I continue to be grateful for the luck and the yoga that prevented damage to things like kneecaps, wrists, and cheekbones. The offending fence has been safely sidelined, and the cat seems suitably sorry.

The experience of feeling fine and “just like myself” while looking both hideous and misfortunate — and seeing those readings in other people’s eyes — is certainly food for thought. I’d been working on some mystery fiction with a female protagonist, a detective, who suffered facial disfiguration and has to overcome a fear of going out in public in order to take on an investigation for a dying friend. I think I can bring a great deal more to that story now.

And I may do some writing about — and experimenting with — being veiled.

>Something new: Moo Doe

>As part of my exploration of fitness options, I did some web research on Seattle area martial arts programs. But, somehow, nothing called to me.

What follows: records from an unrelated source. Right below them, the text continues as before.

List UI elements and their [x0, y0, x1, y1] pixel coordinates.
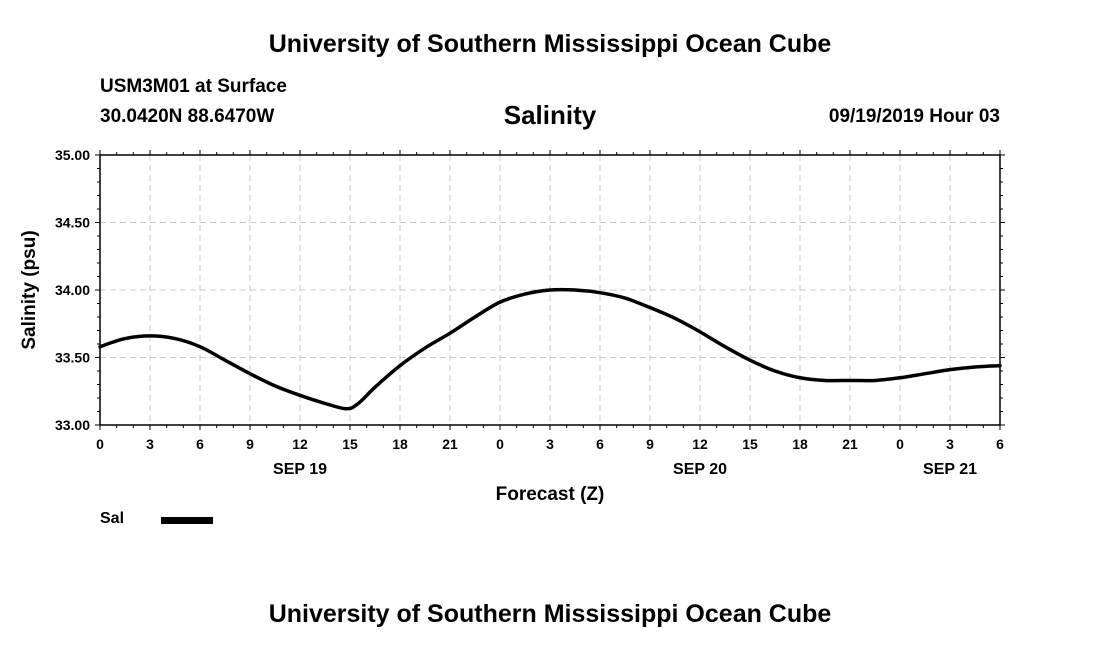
legend-label: Sal: [100, 510, 125, 527]
y-tick-label: 34.50: [55, 215, 90, 231]
y-axis-label: Salinity (psu): [19, 230, 40, 349]
x-tick-label: 15: [342, 436, 358, 452]
x-tick-label: 12: [292, 436, 308, 452]
date-label: SEP 19: [273, 461, 327, 478]
x-tick-label: 18: [792, 436, 808, 452]
x-tick-label: 6: [996, 436, 1004, 452]
x-tick-label: 21: [842, 436, 858, 452]
x-tick-label: 3: [146, 436, 154, 452]
y-tick-label: 34.00: [55, 282, 90, 298]
legend-swatch: [161, 517, 213, 524]
x-tick-label: 0: [96, 436, 104, 452]
series-layer: [98, 287, 1002, 411]
station-name: USM3M01 at Surface: [100, 76, 287, 97]
date-label: SEP 20: [673, 461, 727, 478]
label-layer: 0 3 6 9 12 15 18 21 0 3 6 9 12 15 18 21 0 3 6 33.00 33.50 34.…: [19, 147, 1004, 505]
x-tick-label: 18: [392, 436, 408, 452]
x-tick-label: 0: [496, 436, 504, 452]
bottom-title: University of Southern Mississippi Ocean…: [268, 600, 832, 628]
x-tick-label: 6: [196, 436, 204, 452]
x-tick-label: 3: [546, 436, 554, 452]
x-tick-label: 0: [896, 436, 904, 452]
series-line-sal: [98, 287, 1002, 411]
chart-title: Salinity: [503, 100, 597, 130]
x-tick-label: 15: [742, 436, 758, 452]
x-tick-label: 9: [646, 436, 654, 452]
x-tick-label: 3: [946, 436, 954, 452]
grid-layer: [100, 155, 1000, 425]
date-label: SEP 21: [923, 461, 977, 478]
x-tick-label: 12: [692, 436, 708, 452]
forecast-datetime: 09/19/2019 Hour 03: [828, 106, 1000, 127]
x-tick-label: 6: [596, 436, 604, 452]
x-tick-label: 21: [442, 436, 458, 452]
x-axis-label: Forecast (Z): [496, 484, 605, 505]
x-tick-label: 9: [246, 436, 254, 452]
y-tick-label: 35.00: [55, 147, 90, 163]
y-tick-label: 33.00: [55, 417, 90, 433]
axis-layer: [95, 150, 1005, 430]
station-coordinates: 30.0420N 88.6470W: [100, 106, 275, 127]
y-tick-label: 33.50: [55, 350, 90, 366]
top-title: University of Southern Mississippi Ocean…: [268, 30, 832, 58]
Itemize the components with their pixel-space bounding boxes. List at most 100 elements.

Friday, after leaving the car to be detailed on Aurora Avenue, I walked over to the Greenwood & 85th business district. It was cold and rainy and not a very exciting day to be out and about. Not much is open before 11, except for a couple of tiny local coffeehouses. One of the closed businesses I walked by was a martial arts studio, of the very traditional variety: many faded black and white photos of masters, a few stacks of simple brochures by the door. I was staring at the brochures when I realized someone was beside me, opening the door. He asked if he could help me, and we went in and talked about the School of Oom Yung Doe (for that’s what it is).

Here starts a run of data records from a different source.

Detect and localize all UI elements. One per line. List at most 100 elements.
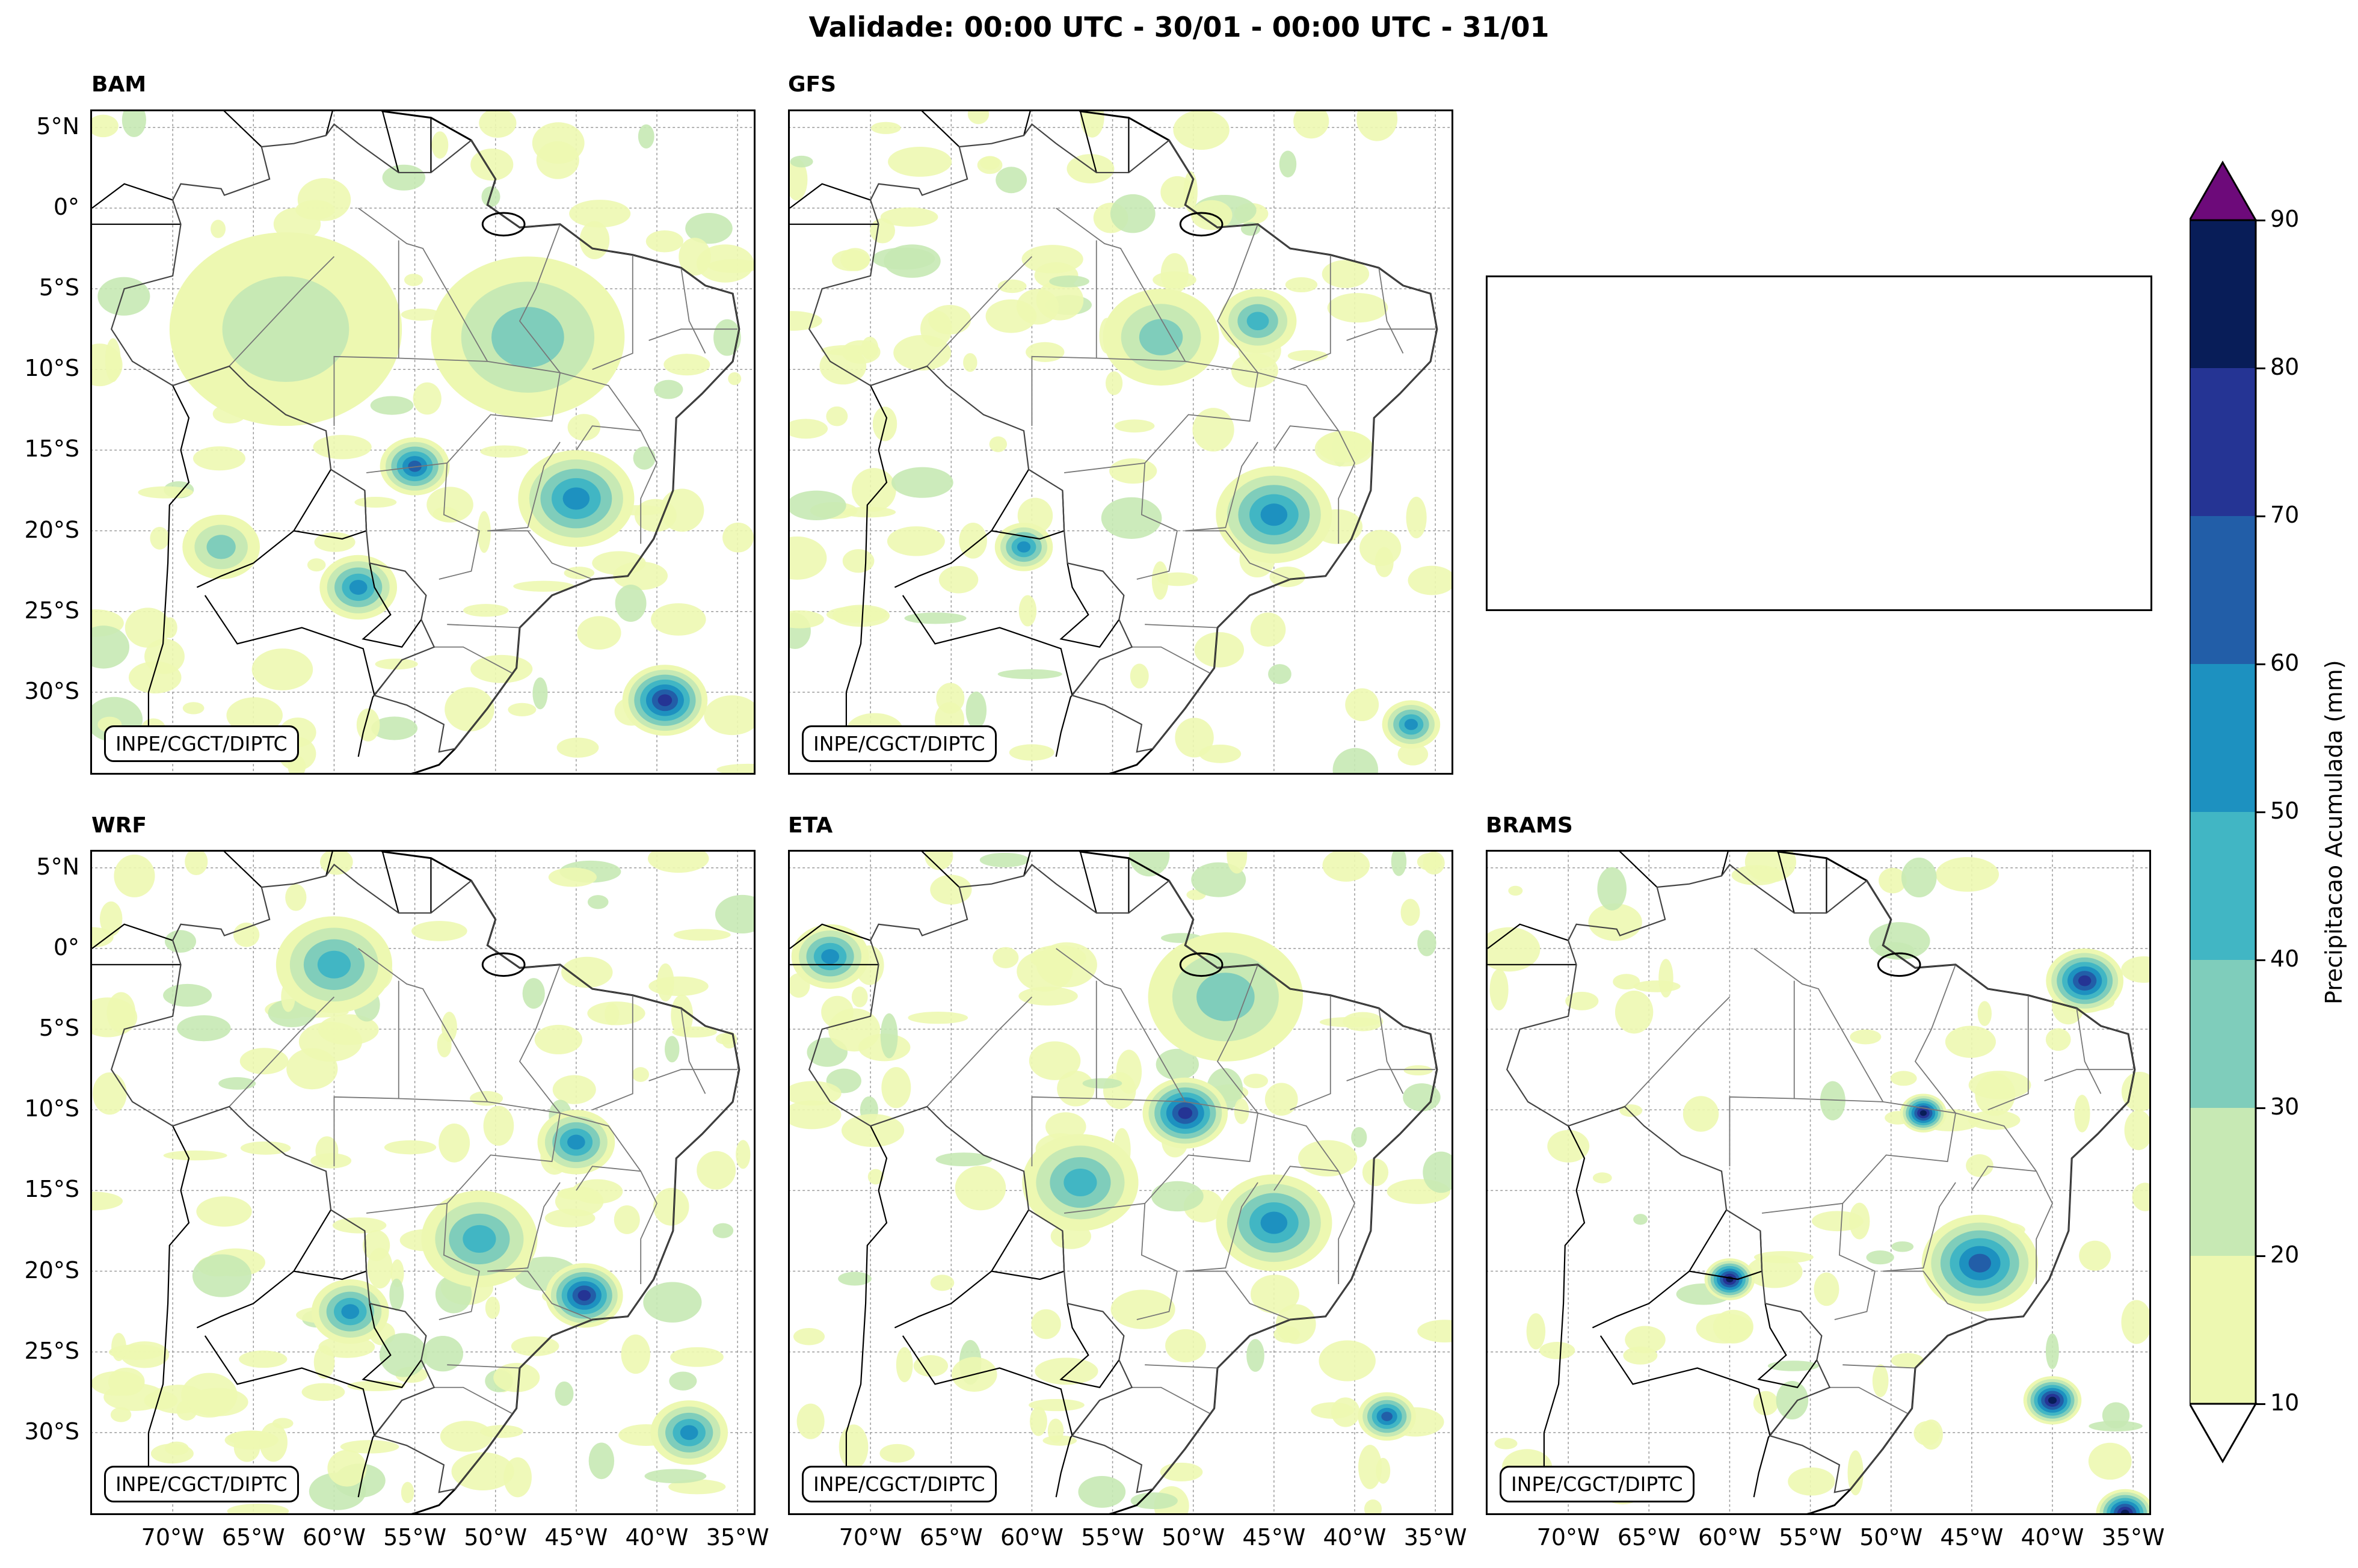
rain-spot	[996, 167, 1027, 193]
rain-spot	[1110, 194, 1156, 233]
rain-spot	[553, 1075, 596, 1104]
rain-spot	[1251, 612, 1286, 647]
rain-spot	[908, 1012, 968, 1024]
rain-spot	[1968, 1110, 2020, 1130]
rain-spot	[939, 566, 978, 594]
rain-spot	[879, 1444, 914, 1463]
rain-spot	[144, 639, 185, 674]
rain-spot	[893, 335, 951, 370]
rain-spot	[1285, 277, 1317, 292]
lon-tick: 50°W	[1151, 1524, 1236, 1551]
rain-spot	[111, 1407, 131, 1422]
rain-spot	[1009, 744, 1054, 760]
rain-spot	[105, 338, 121, 382]
map-wrf	[92, 852, 754, 1513]
rain-spot	[1633, 1214, 1648, 1225]
lon-tick: 55°W	[1071, 1524, 1155, 1551]
rain-spot	[384, 1140, 436, 1154]
rain-spot	[557, 737, 599, 757]
panel-label-brams: BRAMS	[1486, 813, 1573, 838]
rain-blob	[318, 951, 351, 979]
rain-spot	[1345, 688, 1379, 721]
rain-spot	[313, 435, 371, 459]
rain-spot	[1320, 1017, 1380, 1027]
rain-spot	[1130, 663, 1149, 688]
rain-spot	[1319, 1341, 1376, 1382]
rain-spot	[470, 149, 513, 180]
rain-blob	[491, 307, 564, 367]
rain-spot	[1891, 1353, 1924, 1368]
colorbar-segment	[2190, 516, 2256, 664]
rain-spot	[1936, 857, 1999, 892]
colorbar	[2190, 160, 2262, 1471]
rain-spot	[1391, 852, 1407, 876]
rain-spot	[1619, 1104, 1642, 1117]
rain-spot	[1268, 664, 1291, 684]
rain-spot	[163, 984, 212, 1007]
colorbar-tick-mark	[2256, 1255, 2265, 1257]
rain-spot	[716, 1033, 734, 1045]
rain-spot	[2125, 1110, 2149, 1151]
map-panel-eta: INPE/CGCT/DIPTC	[788, 850, 1453, 1515]
rain-spot	[881, 1067, 911, 1108]
rain-spot	[840, 248, 870, 271]
map-eta	[790, 852, 1451, 1513]
rain-spot	[646, 230, 683, 253]
rain-spot	[183, 702, 205, 714]
rain-spot	[2046, 1333, 2059, 1369]
rain-blob	[223, 276, 349, 382]
lon-tick: 45°W	[1930, 1524, 2014, 1551]
rain-spot	[188, 1388, 248, 1416]
rain-blob	[463, 1225, 496, 1253]
rain-spot	[871, 122, 901, 134]
rain-spot	[333, 1217, 387, 1234]
lat-tick-bottom: 30°S	[7, 1418, 79, 1445]
rain-spot	[1494, 1438, 1517, 1450]
rain-spot	[2074, 1095, 2090, 1132]
rain-spot	[633, 446, 656, 470]
rain-spot	[1317, 431, 1371, 463]
rain-spot	[1814, 1273, 1839, 1306]
rain-spot	[439, 1124, 470, 1163]
lat-tick-top: 5°N	[7, 113, 79, 140]
lon-tick: 60°W	[1687, 1524, 1772, 1551]
colorbar-tick-mark	[2256, 515, 2265, 517]
rain-spot	[980, 853, 1029, 867]
rain-spot	[1713, 1310, 1753, 1344]
panel-label-wrf: WRF	[91, 813, 147, 838]
rain-spot	[1658, 959, 1673, 997]
rain-spot	[164, 1151, 227, 1160]
rain-blob	[1969, 1254, 1991, 1273]
colorbar-over-triangle	[2190, 162, 2256, 220]
rain-spot	[1017, 289, 1059, 324]
map-brams	[1488, 852, 2149, 1513]
rain-spot	[1165, 1329, 1206, 1362]
rain-blob	[1261, 503, 1288, 526]
rain-spot	[872, 248, 935, 270]
rain-spot	[532, 677, 547, 709]
figure-title: Validade: 00:00 UTC - 30/01 - 00:00 UTC …	[0, 11, 2358, 43]
rain-spot	[1593, 1172, 1612, 1183]
rain-spot	[896, 1347, 913, 1382]
rain-blob	[1405, 719, 1418, 730]
colorbar-tick-mark	[2256, 811, 2265, 813]
rain-spot	[480, 445, 528, 457]
rain-blob	[206, 535, 235, 559]
rain-spot	[150, 527, 169, 550]
rain-spot	[549, 867, 597, 887]
rain-spot	[2046, 1028, 2071, 1051]
rain-spot	[564, 567, 594, 579]
rain-spot	[963, 353, 977, 372]
rain-spot	[1115, 419, 1155, 432]
rain-spot	[736, 1140, 750, 1169]
rain-spot	[1408, 566, 1451, 595]
rain-spot	[928, 305, 971, 334]
rain-spot	[470, 655, 532, 683]
rain-spot	[852, 986, 868, 1007]
rain-spot	[1362, 1158, 1388, 1186]
rain-spot	[1331, 1397, 1360, 1427]
rain-spot	[797, 1404, 825, 1439]
rain-spot	[828, 1008, 880, 1051]
rain-spot	[704, 695, 754, 735]
rain-spot	[479, 111, 516, 138]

I was impressed by the explanation that Adam, the master, gave about the relationship of the martial arts to yoga, and by his insistence that each individual’s practice be tailored to her or her own body and capabilities. (I will not be expected to go flying through the air, kicking people! The emphasis is on health and efficient use of energy, not on combat moves.)

Today I stopped by the studio with Zorg, who practiced martial arts some years ago and talked with Adam again. Starting the week after next, I am going to give Moo Doe a try. I remarked to Zorg that my renegade yoga teacher, who had nothing but disdain for paternalistic Eastern programs with people bowing to “masters” and murmuring in foreign languages, would be horrified.

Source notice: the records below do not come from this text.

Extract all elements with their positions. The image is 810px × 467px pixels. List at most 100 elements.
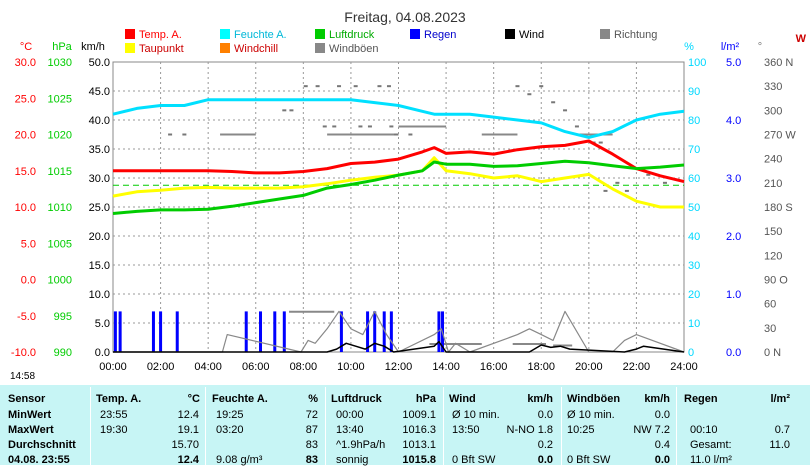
direction-tick-label: 360 N [764, 57, 793, 69]
wind-tick-label: 35.0 [89, 144, 110, 156]
direction-dot [662, 181, 667, 184]
table-cell: NW 7.2 [633, 424, 670, 436]
wind-tick-label: 10.0 [89, 289, 110, 301]
time-tick-label: 16:00 [480, 361, 508, 373]
table-cell: 13:40 [336, 424, 364, 436]
axis-headers: °C hPa km/h% l/m² ° [20, 41, 762, 53]
table-cell: 1016.3 [402, 424, 436, 436]
grid [113, 62, 684, 352]
legend-swatch [220, 43, 230, 53]
humidity-tick-label: 0 [688, 347, 694, 359]
direction-dot [603, 189, 608, 192]
legend-swatch [125, 29, 135, 39]
pressure-tick-label: 995 [54, 311, 72, 323]
pressure-tick-label: 1025 [48, 93, 72, 105]
pressure-tick-label: 1020 [48, 130, 72, 142]
chart-title: Freitag, 04.08.2023 [344, 9, 466, 25]
legend-label: Luftdruck [329, 29, 375, 41]
wind-tick-label: 40.0 [89, 115, 110, 127]
direction-dot [574, 125, 579, 128]
axis-unit-label: hPa [52, 41, 72, 53]
legend-label: Temp. A. [139, 29, 182, 41]
direction-dot [289, 109, 294, 112]
rain-bar [113, 311, 117, 352]
table-cell: N-NO 1.8 [506, 424, 553, 436]
direction-dot [408, 133, 413, 136]
table-cell: 0.0 [537, 409, 553, 421]
direction-dot [358, 125, 363, 128]
humidity-tick-label: 50 [688, 202, 700, 214]
direction-tick-label: 210 [764, 178, 782, 190]
legend-swatch [600, 29, 610, 39]
table-header: km/h [527, 393, 553, 405]
direction-dot [337, 85, 342, 88]
table-separator [676, 387, 677, 465]
pressure-tick-label: 990 [54, 347, 72, 359]
table-header: Wind [449, 393, 476, 405]
direction-dot [332, 125, 337, 128]
rain-tick-label: 3.0 [726, 173, 741, 185]
direction-dot [353, 85, 358, 88]
table-header: Regen [684, 393, 718, 405]
legend-swatch [410, 29, 420, 39]
time-tick-label: 22:00 [623, 361, 651, 373]
pressure-tick-label: 1005 [48, 238, 72, 250]
direction-tick-label: 120 [764, 250, 782, 262]
table-cell: 0.0 [654, 409, 670, 421]
rain-bar [273, 311, 277, 352]
wind-tick-label: 20.0 [89, 231, 110, 243]
table-row-label: MinWert [8, 409, 52, 421]
table-cell: 23:55 [100, 409, 128, 421]
table-cell: 87 [305, 424, 318, 436]
humidity-tick-label: 70 [688, 144, 700, 156]
table-cell: 19.1 [177, 424, 199, 436]
humidity-tick-label: 40 [688, 231, 700, 243]
legend-label: Windchill [234, 43, 278, 55]
series-line-humidity [112, 98, 685, 139]
direction-tick-label: 30 [764, 323, 776, 335]
rain-tick-label: 2.0 [726, 231, 741, 243]
time-tick-label: 12:00 [385, 361, 413, 373]
rain-bar [118, 311, 122, 352]
axis-unit-label: km/h [81, 41, 105, 53]
legend-label: Feuchte A. [234, 29, 287, 41]
table-cell: Gesamt: [690, 439, 732, 451]
table-cell: 0.4 [654, 439, 670, 451]
weather-chart: Freitag, 04.08.2023 Temp. A. Taupunkt Feuc… [11, 9, 807, 373]
rain-bar [389, 311, 393, 352]
table-separator [443, 387, 444, 465]
table-cell: 15.70 [171, 439, 199, 451]
wind-tick-label: 30.0 [89, 173, 110, 185]
table-header: °C [187, 393, 200, 405]
direction-tick-label: 60 [764, 299, 776, 311]
legend-swatch [220, 29, 230, 39]
table-separator [90, 387, 91, 465]
direction-tick-label: 240 [764, 154, 782, 166]
direction-tick-label: 0 N [764, 347, 781, 359]
humidity-tick-label: 10 [688, 318, 700, 330]
table-cell: 0 Bft SW [567, 454, 611, 466]
wind-tick-label: 5.0 [95, 318, 110, 330]
legend-label: Wind [519, 29, 544, 41]
temp-tick-label: 20.0 [15, 130, 36, 142]
table-header: Windböen [567, 393, 621, 405]
timestamp: 14:58 [10, 371, 36, 382]
direction-dot [394, 133, 399, 136]
time-tick-label: 24:00 [670, 361, 698, 373]
table-cell: ^1.9hPa/h [336, 439, 386, 451]
table-cell: 0.7 [774, 424, 790, 436]
rain-bar [382, 311, 386, 352]
rain-bar [151, 311, 155, 352]
wind-tick-label: 50.0 [89, 57, 110, 69]
temp-tick-label: 25.0 [15, 93, 36, 105]
summary-table: Sensor Temp. A. °C Feuchte A.% Luftdruck hPa W… [0, 385, 810, 466]
table-cell: 9.08 g/m³ [216, 454, 263, 466]
wind-tick-label: 0.0 [95, 347, 110, 359]
legend: Temp. A. Taupunkt Feuchte A. Windchill Luftd… [125, 29, 657, 55]
direction-dot [624, 189, 629, 192]
wind-tick-label: 45.0 [89, 86, 110, 98]
temp-tick-label: -10.0 [11, 347, 36, 359]
direction-dot [598, 141, 603, 144]
time-tick-label: 14:00 [432, 361, 460, 373]
table-cell: 11.0 l/m² [690, 454, 732, 466]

“She left,” he said. “You can study anywhere you want.”

>Which yoga is right for you?

>Whether you run, lift weights, dance, or just laze around on the beach like this guy, chances are someone has suggested that you add a yoga class to your workout schedule.

To avoid disappointment, check out this MSN UK guide that matches you by your workout preferences and fitness level to one of the several styles of yoga.

The guide describes
• Ashtanga (“Power Yoga”)
• Kundalini
• Bikram (“Hot Yoga”)
• Iyengar (which makes use of blocks, straps, and incline devices)
• Anusar

Unfortunately, the guide does not cover the classic Hatha yoga or Vinyasa (“Flow”) yoga, which is very popular in the U.S.

I’ve been going around dabbling in yoga classes since my favorite yoga teacher moved to L.A., and continue to be amazed at the differences between the styles. (And I haven’t even tried Bikram yet!) I feel as though I learn something important from every teacher in terms of improving my yoga.

Thanks to Melanie Crow’s blog for pointing out the MSN article.